On Monday, Israeli forces continued their week-long raid of al-Shifa Hospital in Gaza City amid Israeli claims of a Hamas presence in the facility. Israel also said it would cease cooperation with UNRWA, the U.N. agency that distributes most aid to Palestinians in the Gaza Strip and what U.N. Secretary General António Guterres describes as “the one ray of light for millions of people” subsisting of its support.

Through all this, the United States has operated hand-in-glove with Israel, greenlighting a surge in arms transfers to reinforce the Israeli military’s relentless bombing campaigns. Veteran watchers of U.S.-Israel ties argue that Biden was too reluctant to wield the considerable leverage Washington has over the Jewish state, including withholding or conditioning military aid.

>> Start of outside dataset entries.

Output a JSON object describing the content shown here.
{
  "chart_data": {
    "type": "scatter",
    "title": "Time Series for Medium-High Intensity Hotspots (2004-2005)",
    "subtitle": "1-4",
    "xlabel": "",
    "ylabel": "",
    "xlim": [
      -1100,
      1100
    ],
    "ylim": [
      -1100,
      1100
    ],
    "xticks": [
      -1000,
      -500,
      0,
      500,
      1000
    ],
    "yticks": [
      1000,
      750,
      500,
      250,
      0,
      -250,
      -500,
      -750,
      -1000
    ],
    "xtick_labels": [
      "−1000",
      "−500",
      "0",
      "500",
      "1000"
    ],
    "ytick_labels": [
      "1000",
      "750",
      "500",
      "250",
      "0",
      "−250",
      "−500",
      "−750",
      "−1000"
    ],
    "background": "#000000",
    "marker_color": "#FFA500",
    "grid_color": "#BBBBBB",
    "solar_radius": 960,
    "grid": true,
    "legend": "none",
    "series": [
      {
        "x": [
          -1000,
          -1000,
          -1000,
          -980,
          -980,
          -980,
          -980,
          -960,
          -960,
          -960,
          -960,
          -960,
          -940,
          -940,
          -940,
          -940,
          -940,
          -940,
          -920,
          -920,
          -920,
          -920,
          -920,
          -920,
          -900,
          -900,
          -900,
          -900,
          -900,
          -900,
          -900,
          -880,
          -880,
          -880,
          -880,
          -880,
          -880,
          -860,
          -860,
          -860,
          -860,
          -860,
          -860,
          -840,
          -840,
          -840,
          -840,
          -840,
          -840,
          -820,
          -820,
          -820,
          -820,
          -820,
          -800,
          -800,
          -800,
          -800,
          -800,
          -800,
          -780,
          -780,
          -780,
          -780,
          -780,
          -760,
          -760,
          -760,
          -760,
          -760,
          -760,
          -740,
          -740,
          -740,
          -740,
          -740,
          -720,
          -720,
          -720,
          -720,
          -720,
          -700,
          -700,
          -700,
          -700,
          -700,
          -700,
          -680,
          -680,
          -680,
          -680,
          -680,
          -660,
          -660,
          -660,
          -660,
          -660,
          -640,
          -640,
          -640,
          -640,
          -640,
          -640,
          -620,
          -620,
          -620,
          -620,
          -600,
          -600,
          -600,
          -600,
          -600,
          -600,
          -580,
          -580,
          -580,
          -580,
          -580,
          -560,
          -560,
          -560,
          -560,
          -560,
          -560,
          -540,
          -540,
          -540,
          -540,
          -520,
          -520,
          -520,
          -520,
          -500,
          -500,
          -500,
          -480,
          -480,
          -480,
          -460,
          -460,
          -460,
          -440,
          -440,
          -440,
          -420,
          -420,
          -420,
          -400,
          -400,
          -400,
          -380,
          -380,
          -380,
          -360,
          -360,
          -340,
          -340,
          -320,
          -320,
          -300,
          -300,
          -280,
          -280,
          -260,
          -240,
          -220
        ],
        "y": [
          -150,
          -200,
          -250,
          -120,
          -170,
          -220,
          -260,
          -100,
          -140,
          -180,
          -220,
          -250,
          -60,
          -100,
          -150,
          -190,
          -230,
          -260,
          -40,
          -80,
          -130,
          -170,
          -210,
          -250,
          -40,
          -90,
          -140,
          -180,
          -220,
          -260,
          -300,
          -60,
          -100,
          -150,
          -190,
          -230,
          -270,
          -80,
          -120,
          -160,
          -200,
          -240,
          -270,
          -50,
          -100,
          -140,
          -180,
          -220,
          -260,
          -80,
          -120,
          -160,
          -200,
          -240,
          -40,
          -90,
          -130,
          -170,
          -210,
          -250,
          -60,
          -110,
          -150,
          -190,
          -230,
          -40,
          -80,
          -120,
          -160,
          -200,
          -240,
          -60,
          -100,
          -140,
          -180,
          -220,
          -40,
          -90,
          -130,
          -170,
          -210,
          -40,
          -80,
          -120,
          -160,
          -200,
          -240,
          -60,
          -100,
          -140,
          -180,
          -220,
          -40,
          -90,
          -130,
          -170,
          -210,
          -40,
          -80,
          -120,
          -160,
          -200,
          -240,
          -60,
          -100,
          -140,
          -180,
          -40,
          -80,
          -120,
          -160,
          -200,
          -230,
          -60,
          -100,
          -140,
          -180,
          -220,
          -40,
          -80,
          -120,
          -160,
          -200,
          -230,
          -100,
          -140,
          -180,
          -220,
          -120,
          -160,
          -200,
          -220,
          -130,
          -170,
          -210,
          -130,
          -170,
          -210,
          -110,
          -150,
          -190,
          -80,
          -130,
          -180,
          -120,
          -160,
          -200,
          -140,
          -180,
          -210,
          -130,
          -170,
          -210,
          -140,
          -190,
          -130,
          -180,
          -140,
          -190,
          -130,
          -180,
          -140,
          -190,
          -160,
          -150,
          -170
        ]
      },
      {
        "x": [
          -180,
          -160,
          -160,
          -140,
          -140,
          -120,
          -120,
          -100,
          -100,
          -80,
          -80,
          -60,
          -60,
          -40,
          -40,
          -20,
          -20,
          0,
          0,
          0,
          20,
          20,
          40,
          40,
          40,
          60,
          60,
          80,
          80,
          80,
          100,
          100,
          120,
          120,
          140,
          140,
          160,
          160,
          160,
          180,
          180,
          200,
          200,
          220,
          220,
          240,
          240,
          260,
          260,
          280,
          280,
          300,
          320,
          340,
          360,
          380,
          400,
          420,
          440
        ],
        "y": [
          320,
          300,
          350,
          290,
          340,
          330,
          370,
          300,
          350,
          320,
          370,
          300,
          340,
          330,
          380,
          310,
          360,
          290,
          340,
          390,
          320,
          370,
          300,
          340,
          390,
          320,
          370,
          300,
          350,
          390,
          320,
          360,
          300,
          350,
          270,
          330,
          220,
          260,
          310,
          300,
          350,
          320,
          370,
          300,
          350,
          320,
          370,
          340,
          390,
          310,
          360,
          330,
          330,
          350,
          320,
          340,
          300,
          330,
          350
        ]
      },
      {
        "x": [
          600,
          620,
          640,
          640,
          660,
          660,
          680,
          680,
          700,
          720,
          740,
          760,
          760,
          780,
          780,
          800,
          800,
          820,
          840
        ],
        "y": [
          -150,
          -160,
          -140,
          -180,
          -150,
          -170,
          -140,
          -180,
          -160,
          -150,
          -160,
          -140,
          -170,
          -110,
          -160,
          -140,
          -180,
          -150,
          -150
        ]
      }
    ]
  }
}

That’s something even Republican administrations in the 20th century did, though recent U.S. governments have been far more keen to hold Israel close. “In recent years, the willingness to use the aid relationship for leverage has dramatically diminished,” Martin Indyk, a special envoy for Israeli-Palestinian negotiations in the Obama administration, told the New York Times. “The relationship of dependence is there, just waiting to be used.”

Palestinian critics of the U.S. approach find little cause for optimism in the minor ruptures between Biden and Netanyahu. What efforts the White House claims it’s pursuing in restraining Israel and rushing aid to Gaza, wrote Tariq Kenney-Shawa of Al-Shabaka, a Palestinian think tank, is “buying Israel time by distracting the public with lofty rhetoric about human rights and concerns for Palestinian civilians while doing everything in its power to ensure that the flow of weapons to Israel continues uninterrupted.”

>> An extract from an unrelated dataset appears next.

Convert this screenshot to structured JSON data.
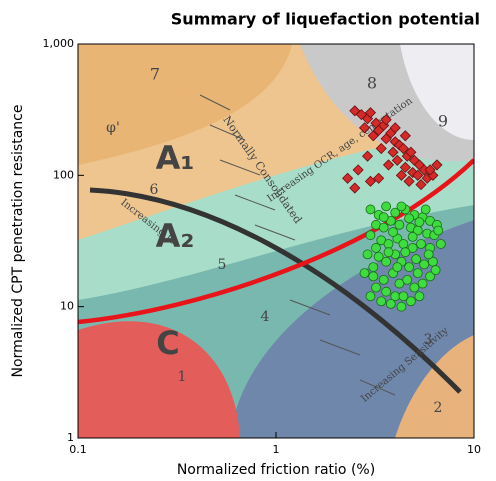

And analysts are growing more skeptical about what may follow a cessation in hostilities, whenever that may be and no matter U.N. resolutions. Beyond Netanyahu’s right-wing nationalist camp, there’s little appetite among the Israeli public for a discussion about a “two-state solution” or a political process to address Palestinian demands for equal rights or statehood. The costs for reconstruction in Gaza will be astronomical and it may take decades — the territory was still arguably recovering from the impact of a much smaller-scale Israeli campaign in 2014.

Arab governments are floating vague, tenuous plans for the administration of Gaza, dependent on an Israeli political acquiescence that’s yet to materialize, on the neutralizing of Hamas that may yet be impossible, and on international funds that have yet to be raised.

“Few believe that any kind of multinational peacekeeping force can be set up, or that the Gulf states will put up the vast sums necessary for reconstruction,” wrote the Guardian’s Jason Burke in a pessimistic piece on the lack of any clarity on Gaza’s postwar future. “The result is a slow slide to the default option, where the men who can muster the most coercive force take control.”